Saturday, March 14, 2009
East and West Criminal Minds
I've had a lot of fun the last two years moderating at the Beijing Bookworm International Literary Festival on crime writing. Last year we had a great session with Shanghai crime writer Qiu Xiaolong and Beijing based Catherine Sampson. This year Cathy was back again, this time with Ridley Pearson, a mystery and crime writer from America who sells fearsome amounts of books over there. Last year the subject was crime writing and place - China obviously given Qiu's Shanghai Inspector Chen series and Cathy's Beijing set books. This year the subject was the question of topicality and crime writing.
And thanks to a great question from the packed audience on Friday I think we've found our topic for round three in 2010 - Criminal Minds - or more specifically the idea that the criminal mindset in China might be different from that in the West giving us different sorts of crime in reality and in crime writing.

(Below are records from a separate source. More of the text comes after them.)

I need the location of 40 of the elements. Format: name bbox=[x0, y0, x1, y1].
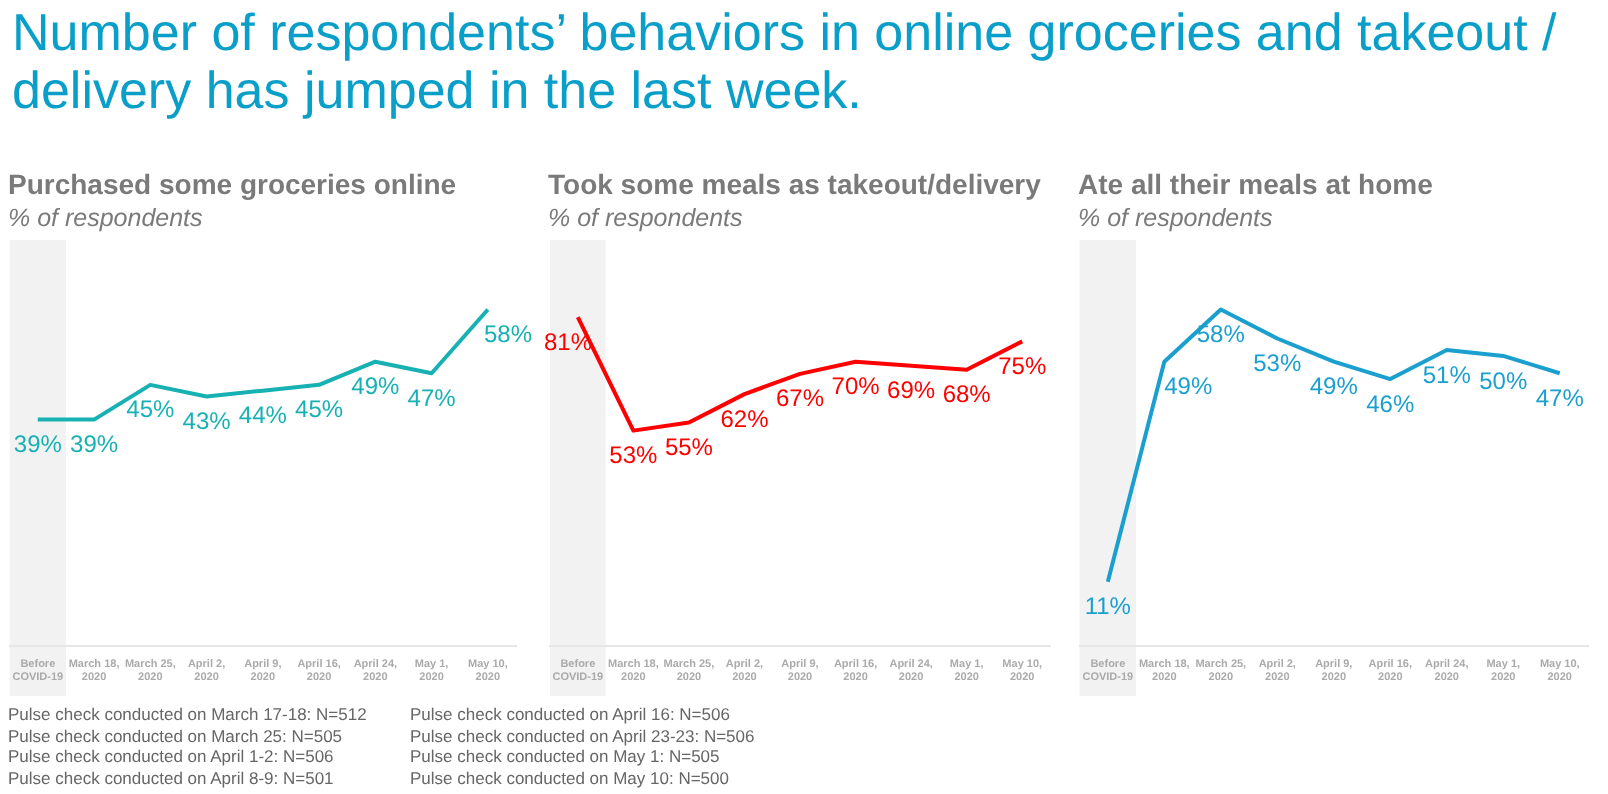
data-label: 68% bbox=[942, 380, 992, 409]
text: Pulse check conducted on April 23-23: N=506 bbox=[410, 725, 755, 746]
data-label: 47% bbox=[1535, 383, 1585, 412]
text: Pulse check conducted on April 8-9: N=501 bbox=[8, 767, 336, 788]
data-label: 75% bbox=[998, 352, 1047, 381]
text: Pulse check conducted on March 25: N=505 bbox=[8, 725, 345, 746]
chart-title: Ate all their meals at home bbox=[1078, 168, 1435, 200]
data-label: 58% bbox=[483, 320, 533, 349]
text: Number of respondents’ behaviors in online groceries and takeout / delivery has jumped in the last week. bbox=[12, 2, 1559, 120]
data-label: 49% bbox=[1309, 372, 1359, 401]
data-label: 47% bbox=[407, 383, 457, 412]
data-label: 69% bbox=[887, 376, 936, 405]
data-label: 11% bbox=[1084, 592, 1132, 621]
data-label: 44% bbox=[238, 401, 288, 430]
chart-subtitle: % of respondents bbox=[8, 204, 205, 232]
data-label: 67% bbox=[775, 384, 825, 413]
chart-subtitle: % of respondents bbox=[548, 204, 745, 232]
chart-subtitle: % of respondents bbox=[1078, 204, 1275, 232]
data-label: 53% bbox=[609, 441, 659, 470]
data-label: 53% bbox=[1253, 349, 1302, 378]
data-label: 43% bbox=[182, 407, 232, 436]
data-label: 55% bbox=[664, 433, 714, 462]
chart-title: Purchased some groceries online bbox=[8, 168, 459, 200]
data-label: 46% bbox=[1366, 389, 1415, 418]
data-label: 62% bbox=[720, 404, 770, 433]
text: Pulse check conducted on May 1: N=505 bbox=[410, 746, 722, 767]
data-label: 50% bbox=[1479, 366, 1528, 395]
data-label: 49% bbox=[1164, 372, 1213, 401]
text: Pulse check conducted on May 10: N=500 bbox=[410, 767, 731, 788]
text: Pulse check conducted on March 17-18: N=512 bbox=[8, 704, 367, 725]
chart-title: Took some meals as takeout/delivery bbox=[548, 168, 1043, 200]
data-label: 49% bbox=[351, 372, 401, 401]
data-label: 51% bbox=[1422, 360, 1472, 389]
text: Pulse check conducted on April 16: N=506 bbox=[410, 704, 732, 725]
text: Pulse check conducted on April 1-2: N=506 bbox=[8, 746, 336, 767]
data-label: 39% bbox=[13, 430, 63, 459]
data-label: 70% bbox=[831, 372, 881, 401]
data-label: 45% bbox=[126, 395, 175, 424]
data-label: 45% bbox=[295, 395, 344, 424]
data-label: 39% bbox=[70, 430, 119, 459]
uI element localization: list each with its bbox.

Ridley pointed out that (to paraphrase roughly) a psycho is a psycho is a pyscho and some criminals are just completely outside of normal moral and social boundaries and just don't care. But other factors are at play too - different understanding and interpretations of guilt and shame etc.
Chinese crime and crime writing is also fascinated by the opportunities for crime thrown up in current Chinese society with a still forming legal system, moral norms in a newly marketised economy and growing disparities in wealth - corruption, economically motivated revenge, issues around China's recent past are all popular themes in China set crime novels while serial killers and "traditional" crime books of the heist, bank robbery type so common in the West are still rare. It's also interesting to note that "policiers", police procedurals, are yet to become popular in China though of course are standard in the West - perhaps this represents the ambigious attitude of the public to their police in China? On the other hand the West has little that is similar to the judge-led books that have appeared in China for years (a genre that has has proved popular of course with the great Judge Dee series in the West from the old China Hand Robert van Gulik).
Ill-formed thoughts admittedly but hopefully they'll firm up over the next year and become crystallised by March 2010!